Ayakha, who describes herself as an "optimistic climate activist", is a recruitment officer and spokesperson for the African Climate Alliance, a youth-led climate advocacy group. She is also a graduate of Project 90 by 2030’s YouLead Initiative and shares her knowledge and experiences in climate activism with her community, planting vegetable gardens, building solar-powered phone chargers, waste use and recycling initiatives.

“People in my community aren’t aware of climate change and how it’s affecting them. They just see the food crisis escalating, the drought and the poor water quality.”

Ayakha, who hopes to study environmental engineering or environmental law, sees a future impacted by climate change as “miserable”.

“It is worse for those living in poverty. The government needs to act.”

The goal of the petition is to get nations to combat climate change to the fullest and fastest extent possible. "The petitioners are not seeking money; they want action," says Earthjustice.

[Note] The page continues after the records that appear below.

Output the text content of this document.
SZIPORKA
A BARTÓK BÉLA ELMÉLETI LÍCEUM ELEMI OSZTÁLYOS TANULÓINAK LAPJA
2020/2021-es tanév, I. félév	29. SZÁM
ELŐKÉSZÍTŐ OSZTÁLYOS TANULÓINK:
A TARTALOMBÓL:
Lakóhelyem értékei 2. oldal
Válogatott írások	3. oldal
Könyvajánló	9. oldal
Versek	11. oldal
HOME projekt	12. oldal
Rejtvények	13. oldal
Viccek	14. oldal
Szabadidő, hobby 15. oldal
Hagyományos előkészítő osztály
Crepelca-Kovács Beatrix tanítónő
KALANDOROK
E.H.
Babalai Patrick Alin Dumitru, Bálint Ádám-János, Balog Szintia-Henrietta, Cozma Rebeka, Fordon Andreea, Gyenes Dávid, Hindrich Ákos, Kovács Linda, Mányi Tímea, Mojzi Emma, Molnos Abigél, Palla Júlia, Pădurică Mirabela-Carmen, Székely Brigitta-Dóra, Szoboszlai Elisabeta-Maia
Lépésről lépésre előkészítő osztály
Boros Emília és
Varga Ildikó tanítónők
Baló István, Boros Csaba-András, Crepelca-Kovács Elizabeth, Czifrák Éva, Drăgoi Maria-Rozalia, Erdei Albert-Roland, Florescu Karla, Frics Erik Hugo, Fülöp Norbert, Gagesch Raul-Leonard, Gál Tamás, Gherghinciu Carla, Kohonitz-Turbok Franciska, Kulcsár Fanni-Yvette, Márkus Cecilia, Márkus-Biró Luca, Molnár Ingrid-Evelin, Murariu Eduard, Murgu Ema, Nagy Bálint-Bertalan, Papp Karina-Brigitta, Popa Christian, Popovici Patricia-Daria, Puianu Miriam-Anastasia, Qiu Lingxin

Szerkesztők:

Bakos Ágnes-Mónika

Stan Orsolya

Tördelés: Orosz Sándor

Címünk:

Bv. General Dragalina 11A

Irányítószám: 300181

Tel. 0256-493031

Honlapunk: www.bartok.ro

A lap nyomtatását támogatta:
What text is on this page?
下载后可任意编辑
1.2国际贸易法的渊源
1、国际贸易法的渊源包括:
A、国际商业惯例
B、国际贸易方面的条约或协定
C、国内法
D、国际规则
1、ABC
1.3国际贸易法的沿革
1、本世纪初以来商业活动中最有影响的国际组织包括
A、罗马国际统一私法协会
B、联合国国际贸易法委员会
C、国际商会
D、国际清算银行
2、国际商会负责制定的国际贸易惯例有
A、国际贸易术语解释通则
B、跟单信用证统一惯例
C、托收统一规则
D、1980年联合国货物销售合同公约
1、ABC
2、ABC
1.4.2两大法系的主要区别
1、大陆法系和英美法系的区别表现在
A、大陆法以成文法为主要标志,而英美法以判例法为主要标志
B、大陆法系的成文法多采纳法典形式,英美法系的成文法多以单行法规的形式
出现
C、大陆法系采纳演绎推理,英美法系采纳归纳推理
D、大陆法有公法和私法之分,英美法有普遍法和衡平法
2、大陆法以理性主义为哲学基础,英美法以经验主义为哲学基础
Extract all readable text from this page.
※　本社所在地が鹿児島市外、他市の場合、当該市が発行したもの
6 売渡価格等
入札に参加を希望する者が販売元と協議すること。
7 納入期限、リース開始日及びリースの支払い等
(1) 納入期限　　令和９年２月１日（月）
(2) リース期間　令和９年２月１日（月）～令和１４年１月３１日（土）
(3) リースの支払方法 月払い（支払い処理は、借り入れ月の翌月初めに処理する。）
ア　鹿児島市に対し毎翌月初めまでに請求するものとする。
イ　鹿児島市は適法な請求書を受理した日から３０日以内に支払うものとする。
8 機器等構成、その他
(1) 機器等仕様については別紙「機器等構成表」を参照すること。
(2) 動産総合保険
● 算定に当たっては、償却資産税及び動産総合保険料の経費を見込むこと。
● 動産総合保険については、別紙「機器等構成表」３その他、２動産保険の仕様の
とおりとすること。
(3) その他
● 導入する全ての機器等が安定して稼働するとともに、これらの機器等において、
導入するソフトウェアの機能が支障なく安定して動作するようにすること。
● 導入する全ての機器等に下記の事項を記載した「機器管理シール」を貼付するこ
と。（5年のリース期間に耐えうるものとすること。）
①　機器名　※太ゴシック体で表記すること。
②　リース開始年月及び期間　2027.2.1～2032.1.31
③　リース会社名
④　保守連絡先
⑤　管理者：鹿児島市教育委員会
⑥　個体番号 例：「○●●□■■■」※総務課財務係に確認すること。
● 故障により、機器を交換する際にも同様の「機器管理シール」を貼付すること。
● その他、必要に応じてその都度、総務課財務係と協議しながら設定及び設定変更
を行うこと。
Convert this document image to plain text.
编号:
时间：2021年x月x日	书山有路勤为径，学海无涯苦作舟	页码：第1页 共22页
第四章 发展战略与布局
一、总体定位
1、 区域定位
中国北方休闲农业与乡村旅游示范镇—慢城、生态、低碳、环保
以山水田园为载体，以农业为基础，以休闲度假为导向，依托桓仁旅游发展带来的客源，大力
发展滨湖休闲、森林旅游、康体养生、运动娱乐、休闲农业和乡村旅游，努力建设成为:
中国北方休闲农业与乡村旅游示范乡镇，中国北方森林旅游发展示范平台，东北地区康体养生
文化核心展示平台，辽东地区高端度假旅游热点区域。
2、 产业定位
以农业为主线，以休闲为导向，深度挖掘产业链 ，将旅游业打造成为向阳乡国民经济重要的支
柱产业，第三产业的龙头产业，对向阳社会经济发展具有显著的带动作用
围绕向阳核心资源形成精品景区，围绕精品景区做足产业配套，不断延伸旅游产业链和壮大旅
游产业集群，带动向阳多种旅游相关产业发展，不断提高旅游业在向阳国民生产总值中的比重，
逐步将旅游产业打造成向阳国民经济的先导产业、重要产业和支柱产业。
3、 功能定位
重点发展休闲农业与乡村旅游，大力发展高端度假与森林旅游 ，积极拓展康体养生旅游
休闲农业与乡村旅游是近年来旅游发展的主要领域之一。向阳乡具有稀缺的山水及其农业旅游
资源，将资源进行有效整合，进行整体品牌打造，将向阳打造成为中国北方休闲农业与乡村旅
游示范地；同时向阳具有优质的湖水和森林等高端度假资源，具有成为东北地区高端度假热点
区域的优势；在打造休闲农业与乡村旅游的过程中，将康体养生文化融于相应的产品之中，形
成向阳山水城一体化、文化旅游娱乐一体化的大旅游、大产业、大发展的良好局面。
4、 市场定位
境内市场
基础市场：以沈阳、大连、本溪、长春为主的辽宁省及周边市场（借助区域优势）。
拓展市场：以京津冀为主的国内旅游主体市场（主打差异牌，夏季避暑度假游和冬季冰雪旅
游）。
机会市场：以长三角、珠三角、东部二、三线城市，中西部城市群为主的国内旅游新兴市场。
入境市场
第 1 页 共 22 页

The petition states how the climate crisis is not an abstract future threat. "The 1.1°C rise in global average temperature is presently causing devastating heat waves, forest fires, extreme weather patterns, floods, and sea level rise, infringing on the human rights of millions of people globally. 

Because children are among the most vulnerable to these life-threatening impacts, physiologically and mentally, they will bear the burden of these harms far more and far longer than adults."

It notes how heat waves and droughts are threatening children's lives and creating water scarcity. "In Cape Town, drought has made petitioner Ayakha Melithafa's family and 3.7 million other residents prepare for the day municipal water supplies run dry."

Loser says the petition is an important step in the "mounting wave of pressure against governments to do much more, much sooner, to protect the people, in particular young and future generations, from the devastating impacts of climate change.

"The evidence is undisputable. The UN’s Intergovernmental Panel on Climate Change conservatively confirms that climate change will have increasingly severe effects, particularly on poor and vulnerable countries (South Africa being flagged among them), and that we only have 11 years within which to curb emissions and ensure temperature increases do not escalate to catastrophic levels beyond 1.5 degrees Celsius," she says.

Most of the young petitioners explain how climate change is already affecting their lives – imposing hardships and high costs on their day-to-day living and posing direct threats to their cultural ways of life, heritage, and homes, she says.

"All of the petitioners are very concerned about what climate change means for their own futures. They are worried about hardships they will have to endure as they get older; whether they will be able to remain in their home countries and maintain their cultural identities; whether they will be able to have families of their own; and even whether they will be able to grow old. This is nothing short of tragic.

South Africa’s Constitution requires the protection of the environment for the benefit of present and future generations, and confirms that the best interests of the child are of paramount importance. 

"Our government therefore has its own obligations to protect young people and future generations from climate change.

 Arguably, much more needs to be done in this regard – as government continues to promote the burning of fossil fuels for energy; calls for new coal-fired power stations; and lags behind in the adoption of adequate climate change laws and strict emission reduction and climate adaptation commitments.

"At the very least, this petition sends a strong signal (in a series of many strong signals over the past few weeks, including the climate strikes of September 20), to all states that  business as usual is no longer acceptable."

"We can expect to see a growing number of complaints and actions like this one, as the urgent need to curb and address climate change intensifies, and reveals increasing gross human rights violations for young people and vulnerable communities."